The project team (or change manager if a dedicated change manager has been retained on the project) develops (or updates from PLAN) the training plan. The training plan describes how users will be trained including the targeted audience segments and the level and details of training for each, course materials and training media, measurement of training effectiveness, and plans for ongoing or remedial training. You can document the training plan using the training plan tool or a similar agency template. Development of the training approach and plan typically begin in PLAN during the organizational change management series of tasks.
The project team creates a go-live checklist which identifies the key activities and milestones must be complete in advance of go-live. You can develop the go-live checklist using the go-live checklist tool or a similar agency template and attach the plan to the task in your project management software and submit it with your phase review information.
The project team prepares to transition to operations and conducts a transition to operations review. The review provides and documents a comprehensive analysis of all facets of readiness, including organizational readiness and contingency planning, prior to the implementation.
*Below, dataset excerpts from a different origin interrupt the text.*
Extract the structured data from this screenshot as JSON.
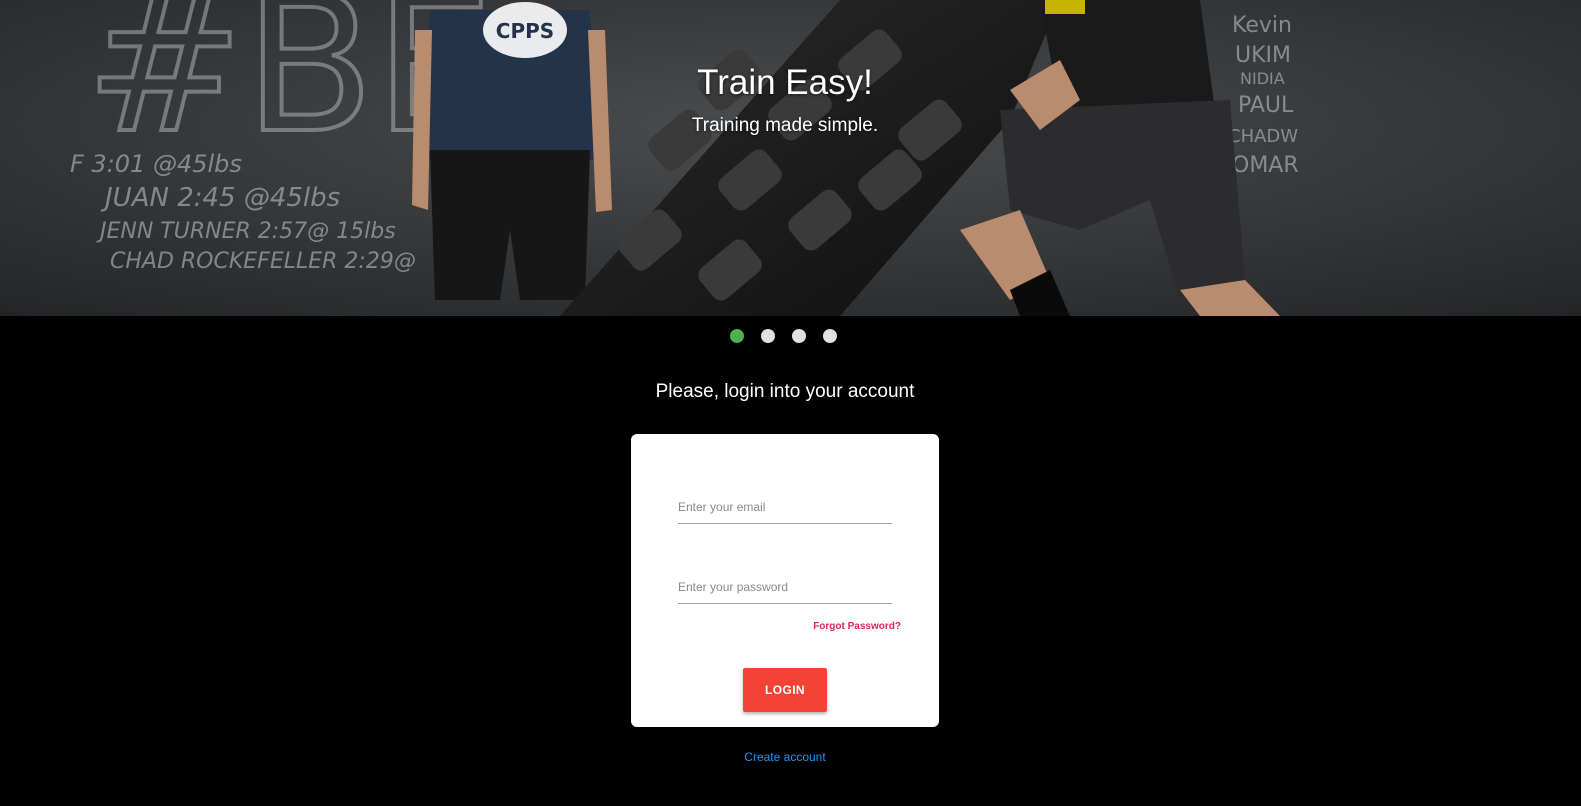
{
  "hero": {
    "title": "Train Easy!",
    "subtitle": "Training made simple.",
    "logo_text": "CPPS",
    "board_lines_left": [
      "#BE",
      "F  3:01 @45lbs",
      "JUAN  2:45 @45lbs",
      "JENN TURNER 2:57@ 15lbs",
      "CHAD ROCKEFELLER 2:29@"
    ],
    "board_lines_right": [
      "Kevin",
      "UKIM",
      "NIDIA",
      "PAUL",
      "CHADW",
      "OMAR"
    ]
  },
  "carousel": {
    "slide_count": 4,
    "active_index": 0,
    "active_color": "#4caf50",
    "inactive_color": "#e0e0e0"
  },
  "login": {
    "heading": "Please, login into your account",
    "email_placeholder": "Enter your email",
    "password_placeholder": "Enter your password",
    "forgot_label": "Forgot Password?",
    "login_label": "LOGIN",
    "create_label": "Create account"
  },
  "colors": {
    "accent": "#f44336",
    "link": "#2196f3",
    "forgot": "#e0245e"
  }
}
The project team documents its preparedness to release its product or new process/system in the project record. You can attached it to the corresponding task in your project management software. If the team finds that the project is not ready to transition to operations, the project manager should discuss options to remediate problem areas with the sponsor and steering committee.
The sponsor approves the required deliverables. Progress through the phase is contingent on project sponsor and business owner approval. A “Go/No Go” meeting is convened and documented to ensure agency readiness and final business acceptance.
The project manager submits the materials to agency governance for review. The EXECUTE and BUILD phase review is a formal examination of the primary project deliverables to ensure the project is likely to meet its objectives before releasing the solution and advancing to the next phase of the project.
The project team receives a confirmation of receipt of deliverables and, upon completion of the review, a disposition. At the completion of the EXECUTE and BUILD phase, approval to proceed permits “go live” to occur and allocation of funding resources for the MONITOR and CONTROL phase.